Pada saat saya akan memasuki tanjakan emplak ternyata rekan-rekan goweser KGC sudah banyak yang tiba di finish. Luar biasa sekali master-master tersebut. Banyak ilmu dan motivasi yang saya dapat dari mereka. Tambahan suntikan semangat dari grup WA KGC membuat saya bisa mencapai puncak tanjakan emplak saat jam sudah pukul 3.15 sore. Garis finish masih 15 km lagi. Tapi tinggal turun ke bawah lalu sampai di segmen landai jalan Pangandaran.
Turunan emplak yang panjang berkelok dan asyik itu tidak dapat saya maksimalkan kecepatan si Patrol karena banyaknya kendaraan yang perlahan melewati turunan emplak yang berkelok. Tapi tak mengapalah tak dapat keuntungan maksimal saat menurun, keselamatan tetaplah yang utama.
Sesampai di jalan Pangandaran, tujuh km menjelang finish lapar melanda. Entah kenapa perut terasa lapar sekali saat itu. Adanya warung-warung bakso dan mie ayam di sepanjang jalan mungkin memicu efek lapar ini. Mulai dari lapar mata lalu turun ke perut. Aroma kuah bakso dan tumpukan pentol-pentol bakso urat di gerobak benar-benar merusak mood dalam memacu sepeda saya sore itu. Akhirnya saya tergoda, menyerah dan mampir sejenak untuk memuaskan perut yang lapar ini. Semangkok bakso urat pun habis dengan cepat. Secepat kayuhan lanjutan saya menuju titik finish di pantai Pangandaran.

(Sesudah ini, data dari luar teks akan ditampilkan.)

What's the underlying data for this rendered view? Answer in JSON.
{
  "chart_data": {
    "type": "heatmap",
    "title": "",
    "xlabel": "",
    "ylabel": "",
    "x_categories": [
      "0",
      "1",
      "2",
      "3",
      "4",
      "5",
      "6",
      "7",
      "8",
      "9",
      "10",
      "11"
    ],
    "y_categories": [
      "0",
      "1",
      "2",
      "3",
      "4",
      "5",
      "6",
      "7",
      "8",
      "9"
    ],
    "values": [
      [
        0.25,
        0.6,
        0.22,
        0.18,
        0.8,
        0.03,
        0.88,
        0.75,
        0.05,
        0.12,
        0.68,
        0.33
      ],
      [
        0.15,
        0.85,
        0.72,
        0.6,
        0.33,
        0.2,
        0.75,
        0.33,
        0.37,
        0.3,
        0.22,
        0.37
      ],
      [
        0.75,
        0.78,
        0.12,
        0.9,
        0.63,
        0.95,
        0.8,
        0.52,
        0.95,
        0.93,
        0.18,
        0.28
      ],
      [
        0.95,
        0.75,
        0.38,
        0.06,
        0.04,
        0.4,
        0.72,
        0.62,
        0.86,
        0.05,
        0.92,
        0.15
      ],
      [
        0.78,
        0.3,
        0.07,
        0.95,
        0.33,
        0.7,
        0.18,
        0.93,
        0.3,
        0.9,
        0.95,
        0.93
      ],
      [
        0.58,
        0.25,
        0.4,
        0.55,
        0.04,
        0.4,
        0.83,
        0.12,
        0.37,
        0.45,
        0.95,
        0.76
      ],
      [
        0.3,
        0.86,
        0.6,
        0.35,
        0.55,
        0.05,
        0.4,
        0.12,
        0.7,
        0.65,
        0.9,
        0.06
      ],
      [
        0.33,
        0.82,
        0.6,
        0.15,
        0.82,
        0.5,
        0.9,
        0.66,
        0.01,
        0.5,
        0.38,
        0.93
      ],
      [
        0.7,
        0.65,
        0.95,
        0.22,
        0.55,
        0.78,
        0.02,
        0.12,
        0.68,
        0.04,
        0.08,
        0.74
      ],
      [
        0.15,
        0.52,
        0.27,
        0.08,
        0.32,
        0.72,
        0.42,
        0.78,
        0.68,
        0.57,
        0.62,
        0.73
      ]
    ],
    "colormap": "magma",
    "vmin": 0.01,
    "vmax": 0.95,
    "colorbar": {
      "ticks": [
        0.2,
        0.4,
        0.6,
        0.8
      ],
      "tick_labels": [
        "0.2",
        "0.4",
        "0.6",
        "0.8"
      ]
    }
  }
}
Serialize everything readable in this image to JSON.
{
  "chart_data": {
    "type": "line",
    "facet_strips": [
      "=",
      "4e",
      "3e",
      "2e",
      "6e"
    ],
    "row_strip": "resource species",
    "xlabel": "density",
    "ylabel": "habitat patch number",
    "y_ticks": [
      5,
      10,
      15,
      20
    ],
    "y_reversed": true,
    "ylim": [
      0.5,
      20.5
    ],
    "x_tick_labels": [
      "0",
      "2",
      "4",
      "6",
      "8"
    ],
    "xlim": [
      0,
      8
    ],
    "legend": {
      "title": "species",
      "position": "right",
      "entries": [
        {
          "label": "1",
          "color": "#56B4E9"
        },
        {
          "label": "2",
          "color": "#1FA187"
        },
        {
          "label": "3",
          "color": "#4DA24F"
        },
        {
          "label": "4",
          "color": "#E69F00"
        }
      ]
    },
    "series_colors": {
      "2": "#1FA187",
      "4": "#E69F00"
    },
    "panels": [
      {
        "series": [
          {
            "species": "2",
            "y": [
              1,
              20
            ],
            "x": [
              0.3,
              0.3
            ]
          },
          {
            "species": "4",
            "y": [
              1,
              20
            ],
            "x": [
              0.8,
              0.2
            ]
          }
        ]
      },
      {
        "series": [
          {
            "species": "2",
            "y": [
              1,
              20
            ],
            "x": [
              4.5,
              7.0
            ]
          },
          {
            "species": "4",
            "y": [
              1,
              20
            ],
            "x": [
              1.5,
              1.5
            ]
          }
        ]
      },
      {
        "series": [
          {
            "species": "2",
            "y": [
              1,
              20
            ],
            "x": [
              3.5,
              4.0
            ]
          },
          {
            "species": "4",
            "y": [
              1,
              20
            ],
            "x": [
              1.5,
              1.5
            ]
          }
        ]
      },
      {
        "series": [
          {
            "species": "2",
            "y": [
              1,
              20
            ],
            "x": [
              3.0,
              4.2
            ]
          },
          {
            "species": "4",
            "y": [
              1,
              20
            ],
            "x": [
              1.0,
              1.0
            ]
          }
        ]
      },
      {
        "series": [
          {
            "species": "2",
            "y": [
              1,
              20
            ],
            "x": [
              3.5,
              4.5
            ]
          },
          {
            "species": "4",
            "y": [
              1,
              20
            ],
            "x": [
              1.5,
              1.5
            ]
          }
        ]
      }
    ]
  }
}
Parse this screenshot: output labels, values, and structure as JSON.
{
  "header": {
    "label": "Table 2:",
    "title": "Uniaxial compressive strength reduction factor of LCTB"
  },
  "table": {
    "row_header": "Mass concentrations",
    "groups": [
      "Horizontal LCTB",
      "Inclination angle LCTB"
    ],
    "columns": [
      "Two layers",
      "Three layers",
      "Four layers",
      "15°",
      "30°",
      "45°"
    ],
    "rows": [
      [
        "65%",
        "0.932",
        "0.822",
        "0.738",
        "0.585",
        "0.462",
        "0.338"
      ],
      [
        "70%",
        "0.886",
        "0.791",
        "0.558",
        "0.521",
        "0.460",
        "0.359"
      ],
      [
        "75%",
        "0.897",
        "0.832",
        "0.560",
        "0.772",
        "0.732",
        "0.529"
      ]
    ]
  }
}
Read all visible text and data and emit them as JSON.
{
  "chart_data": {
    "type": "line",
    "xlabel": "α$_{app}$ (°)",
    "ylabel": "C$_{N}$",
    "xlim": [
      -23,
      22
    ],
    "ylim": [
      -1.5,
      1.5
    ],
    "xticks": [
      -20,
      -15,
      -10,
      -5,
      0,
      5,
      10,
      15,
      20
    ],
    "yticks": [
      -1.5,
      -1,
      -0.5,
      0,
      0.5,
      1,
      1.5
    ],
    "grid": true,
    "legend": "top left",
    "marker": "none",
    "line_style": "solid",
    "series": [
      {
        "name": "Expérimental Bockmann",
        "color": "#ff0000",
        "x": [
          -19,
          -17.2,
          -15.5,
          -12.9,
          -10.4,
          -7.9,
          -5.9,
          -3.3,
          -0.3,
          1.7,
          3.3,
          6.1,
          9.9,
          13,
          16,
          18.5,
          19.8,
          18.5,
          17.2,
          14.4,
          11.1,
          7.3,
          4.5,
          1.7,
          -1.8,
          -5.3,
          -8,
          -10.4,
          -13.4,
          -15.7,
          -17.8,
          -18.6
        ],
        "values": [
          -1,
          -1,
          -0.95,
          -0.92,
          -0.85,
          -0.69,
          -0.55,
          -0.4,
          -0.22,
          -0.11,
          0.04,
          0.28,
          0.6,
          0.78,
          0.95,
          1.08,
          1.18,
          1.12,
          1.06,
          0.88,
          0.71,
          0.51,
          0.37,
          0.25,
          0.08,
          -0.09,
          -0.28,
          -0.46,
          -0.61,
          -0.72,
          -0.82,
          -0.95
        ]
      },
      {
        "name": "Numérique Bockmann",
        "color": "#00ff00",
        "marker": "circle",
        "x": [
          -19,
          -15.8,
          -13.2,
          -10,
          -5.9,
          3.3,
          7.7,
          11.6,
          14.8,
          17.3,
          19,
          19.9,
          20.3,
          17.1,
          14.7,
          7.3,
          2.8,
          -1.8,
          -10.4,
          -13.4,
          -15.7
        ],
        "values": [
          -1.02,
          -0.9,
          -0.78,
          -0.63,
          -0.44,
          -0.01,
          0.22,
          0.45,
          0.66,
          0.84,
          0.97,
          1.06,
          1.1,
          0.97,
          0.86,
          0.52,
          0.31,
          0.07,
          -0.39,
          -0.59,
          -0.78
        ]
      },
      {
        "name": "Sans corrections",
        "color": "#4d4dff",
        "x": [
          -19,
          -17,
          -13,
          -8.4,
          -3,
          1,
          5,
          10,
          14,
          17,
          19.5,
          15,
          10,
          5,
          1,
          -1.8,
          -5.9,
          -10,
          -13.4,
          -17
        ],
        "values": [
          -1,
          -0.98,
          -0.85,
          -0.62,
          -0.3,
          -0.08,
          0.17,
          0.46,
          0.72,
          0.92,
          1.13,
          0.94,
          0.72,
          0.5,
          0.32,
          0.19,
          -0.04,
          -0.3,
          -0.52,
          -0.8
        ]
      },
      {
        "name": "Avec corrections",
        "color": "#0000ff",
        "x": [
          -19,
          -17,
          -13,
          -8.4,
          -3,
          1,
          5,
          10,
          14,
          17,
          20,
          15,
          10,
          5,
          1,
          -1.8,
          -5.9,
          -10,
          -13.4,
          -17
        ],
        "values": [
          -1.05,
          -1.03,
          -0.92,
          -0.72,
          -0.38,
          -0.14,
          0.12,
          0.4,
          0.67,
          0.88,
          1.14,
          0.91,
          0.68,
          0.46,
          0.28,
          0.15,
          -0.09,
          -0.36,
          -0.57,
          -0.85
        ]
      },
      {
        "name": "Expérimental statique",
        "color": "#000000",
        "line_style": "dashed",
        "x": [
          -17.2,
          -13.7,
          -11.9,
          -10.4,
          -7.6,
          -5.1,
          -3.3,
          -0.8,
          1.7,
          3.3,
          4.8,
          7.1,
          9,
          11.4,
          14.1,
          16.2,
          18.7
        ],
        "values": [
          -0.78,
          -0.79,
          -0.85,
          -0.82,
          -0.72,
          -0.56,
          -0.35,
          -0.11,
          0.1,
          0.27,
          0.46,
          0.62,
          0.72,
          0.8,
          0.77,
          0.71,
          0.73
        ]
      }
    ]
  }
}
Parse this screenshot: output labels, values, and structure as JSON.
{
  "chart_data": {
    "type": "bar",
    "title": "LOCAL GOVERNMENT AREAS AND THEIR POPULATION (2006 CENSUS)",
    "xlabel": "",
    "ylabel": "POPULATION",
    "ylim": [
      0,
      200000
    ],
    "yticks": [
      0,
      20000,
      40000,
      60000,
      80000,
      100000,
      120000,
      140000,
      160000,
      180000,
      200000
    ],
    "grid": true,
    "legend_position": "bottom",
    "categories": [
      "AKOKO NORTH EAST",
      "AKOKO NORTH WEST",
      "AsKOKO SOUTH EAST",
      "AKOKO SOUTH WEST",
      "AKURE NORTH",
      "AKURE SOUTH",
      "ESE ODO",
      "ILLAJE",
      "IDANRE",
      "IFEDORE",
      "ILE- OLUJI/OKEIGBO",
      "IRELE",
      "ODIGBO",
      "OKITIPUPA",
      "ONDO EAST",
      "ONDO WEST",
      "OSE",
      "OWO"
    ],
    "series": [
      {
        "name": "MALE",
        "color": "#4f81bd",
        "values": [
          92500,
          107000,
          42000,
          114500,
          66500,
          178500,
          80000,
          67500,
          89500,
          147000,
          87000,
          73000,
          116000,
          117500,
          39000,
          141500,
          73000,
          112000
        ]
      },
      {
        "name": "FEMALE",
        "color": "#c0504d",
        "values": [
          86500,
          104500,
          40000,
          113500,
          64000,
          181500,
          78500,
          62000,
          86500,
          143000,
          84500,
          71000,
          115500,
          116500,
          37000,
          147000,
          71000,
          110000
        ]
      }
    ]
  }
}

Alhamdulillah pukul 4 sore saya sampai titik finish. Lebih cepat dari catatan TDP saya sebelumnya. Persis seperti kata pembalap 3 kali juara Tour de France Greg leMond: ” It never gets easier, you just faster”. Kilometer dan tanjakannya tidak menjadi lebih mudah. Kita hanya menjadi lebih cepat, lebih baik, di rute yang sama.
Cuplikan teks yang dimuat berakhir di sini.